Naukowcy alarmują i obrazują, do czego może doprowadzić globalne ocieplenie w naszym kraju. Niestety, ale zmiana klimatu prawdopodobnie wpłynie na wzrost poziomu mórz i oceanów. Co to znaczy dla Polski? Cała północna strona naszego kraju otoczona jest przez Morze Bałtyckie, a więc wiele nadmorskich miast może w przyszłości znaleźć się pod wodą. To nie jedyne zagrożenie…

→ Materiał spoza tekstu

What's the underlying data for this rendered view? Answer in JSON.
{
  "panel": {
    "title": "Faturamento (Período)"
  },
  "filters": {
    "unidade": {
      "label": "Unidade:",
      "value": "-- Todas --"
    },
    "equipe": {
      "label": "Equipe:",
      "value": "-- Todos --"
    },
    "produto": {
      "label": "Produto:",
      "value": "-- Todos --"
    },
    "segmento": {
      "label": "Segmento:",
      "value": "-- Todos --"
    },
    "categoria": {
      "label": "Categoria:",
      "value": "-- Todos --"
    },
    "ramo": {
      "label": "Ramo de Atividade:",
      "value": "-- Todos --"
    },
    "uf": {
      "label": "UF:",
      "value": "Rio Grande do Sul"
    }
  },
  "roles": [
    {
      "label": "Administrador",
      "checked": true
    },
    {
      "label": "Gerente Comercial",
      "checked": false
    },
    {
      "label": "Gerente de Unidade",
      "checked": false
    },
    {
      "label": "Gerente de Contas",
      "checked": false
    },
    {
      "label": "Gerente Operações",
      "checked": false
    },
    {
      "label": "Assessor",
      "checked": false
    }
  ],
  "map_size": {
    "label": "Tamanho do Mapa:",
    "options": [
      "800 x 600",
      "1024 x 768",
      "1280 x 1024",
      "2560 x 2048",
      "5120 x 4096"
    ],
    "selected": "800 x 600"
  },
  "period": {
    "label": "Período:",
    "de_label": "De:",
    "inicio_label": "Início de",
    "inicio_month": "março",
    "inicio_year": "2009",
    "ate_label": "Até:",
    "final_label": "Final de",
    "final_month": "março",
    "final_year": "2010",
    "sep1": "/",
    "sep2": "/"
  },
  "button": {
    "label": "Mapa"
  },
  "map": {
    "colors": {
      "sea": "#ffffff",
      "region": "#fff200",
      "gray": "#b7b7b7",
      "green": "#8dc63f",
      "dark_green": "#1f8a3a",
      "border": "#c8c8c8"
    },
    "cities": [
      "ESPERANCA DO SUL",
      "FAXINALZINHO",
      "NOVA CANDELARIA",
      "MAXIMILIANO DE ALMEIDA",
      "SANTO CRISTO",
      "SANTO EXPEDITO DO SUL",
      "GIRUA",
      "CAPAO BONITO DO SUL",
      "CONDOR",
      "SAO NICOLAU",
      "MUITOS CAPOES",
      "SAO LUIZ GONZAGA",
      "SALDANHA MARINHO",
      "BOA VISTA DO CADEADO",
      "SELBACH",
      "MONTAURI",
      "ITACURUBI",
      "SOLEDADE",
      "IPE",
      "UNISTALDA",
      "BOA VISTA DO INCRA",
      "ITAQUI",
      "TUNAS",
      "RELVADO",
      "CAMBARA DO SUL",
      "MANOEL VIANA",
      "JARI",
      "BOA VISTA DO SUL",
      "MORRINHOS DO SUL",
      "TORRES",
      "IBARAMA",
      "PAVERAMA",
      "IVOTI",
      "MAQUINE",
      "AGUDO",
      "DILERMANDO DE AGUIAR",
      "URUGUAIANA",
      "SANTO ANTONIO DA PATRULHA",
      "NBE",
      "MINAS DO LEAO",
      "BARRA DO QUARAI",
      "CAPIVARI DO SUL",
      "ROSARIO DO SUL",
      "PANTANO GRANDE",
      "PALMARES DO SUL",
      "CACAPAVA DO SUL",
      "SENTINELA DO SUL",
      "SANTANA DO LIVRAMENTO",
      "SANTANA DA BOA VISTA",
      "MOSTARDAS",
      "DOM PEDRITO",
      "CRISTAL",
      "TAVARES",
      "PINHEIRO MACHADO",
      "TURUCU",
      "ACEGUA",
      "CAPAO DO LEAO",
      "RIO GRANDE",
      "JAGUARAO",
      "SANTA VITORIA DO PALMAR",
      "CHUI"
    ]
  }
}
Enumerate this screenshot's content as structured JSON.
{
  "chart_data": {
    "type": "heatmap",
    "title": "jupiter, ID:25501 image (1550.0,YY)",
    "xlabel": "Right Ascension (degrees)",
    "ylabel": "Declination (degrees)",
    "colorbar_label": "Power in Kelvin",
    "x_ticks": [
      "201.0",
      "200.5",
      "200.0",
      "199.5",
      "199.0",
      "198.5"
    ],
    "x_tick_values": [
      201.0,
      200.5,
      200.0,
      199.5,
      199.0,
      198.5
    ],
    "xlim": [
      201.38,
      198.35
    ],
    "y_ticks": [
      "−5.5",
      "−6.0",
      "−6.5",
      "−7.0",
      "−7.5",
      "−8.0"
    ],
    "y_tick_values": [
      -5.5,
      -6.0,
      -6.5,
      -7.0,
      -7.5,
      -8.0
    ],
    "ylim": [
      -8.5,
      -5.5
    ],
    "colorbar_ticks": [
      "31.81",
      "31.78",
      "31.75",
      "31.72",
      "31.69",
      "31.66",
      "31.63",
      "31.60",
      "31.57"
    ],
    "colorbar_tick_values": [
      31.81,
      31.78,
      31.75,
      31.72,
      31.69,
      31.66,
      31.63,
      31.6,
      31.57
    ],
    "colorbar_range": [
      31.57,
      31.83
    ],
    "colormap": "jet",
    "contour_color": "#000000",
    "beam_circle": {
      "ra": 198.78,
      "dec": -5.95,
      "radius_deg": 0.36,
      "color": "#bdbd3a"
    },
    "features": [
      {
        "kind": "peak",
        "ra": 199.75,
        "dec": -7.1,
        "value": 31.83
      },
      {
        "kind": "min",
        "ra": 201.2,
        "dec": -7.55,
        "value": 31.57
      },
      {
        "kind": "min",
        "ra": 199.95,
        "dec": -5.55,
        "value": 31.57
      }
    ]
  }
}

Jak globalne ocieplenie wpłynie bezpośrednio na Polskę?
Najbardziej zagrożone są nadmorskie miasta. W wyniku topnienia lodowców stan wód w morzach i oceanach znacznie się podniesie. Badania, które przeprowadzono trzy lata temu jasno pokazują, że do 2100 roku poziom wody może podnieść się nawet o 2 metry. Naukowcy ostrzegają, że jeśli nic nie zostanie uczynione, w następstwie tego zjawiska swój dorobek życiowy i dom stracić może blisko 187 milionów ludzi.
Eksperci pracujący w Climate Central przygotowali interaktywną mapę. Pokazuje ona, jakie zmiany czekają nas do 2050 roku. Nie są to pozytywne zmiany, bowiem wiele polskich miast narażonych będzie na przybrzeżne powodzie. Mowa chociażby o Gdańsku, Stegnie czy Elblągu.
skutki na skalę światową
Woda to nie jedyny problem. Kolejnym jest zapadanie się gruntów w wyniku osiadania ziemi. To zjawisko dotyczyć ma 44 z 48 najbardziej zaludnionych nadmorskich miast na całym świecie. Dlaczego? Ponieważ dochodzi tam do szybszego zapadania gruntu, niż wzrastania poziomu wody. Osiadanie ziemi jest skutkiem m.in. wydobywania paliw kopalnych oraz pompowania wód gruntowych.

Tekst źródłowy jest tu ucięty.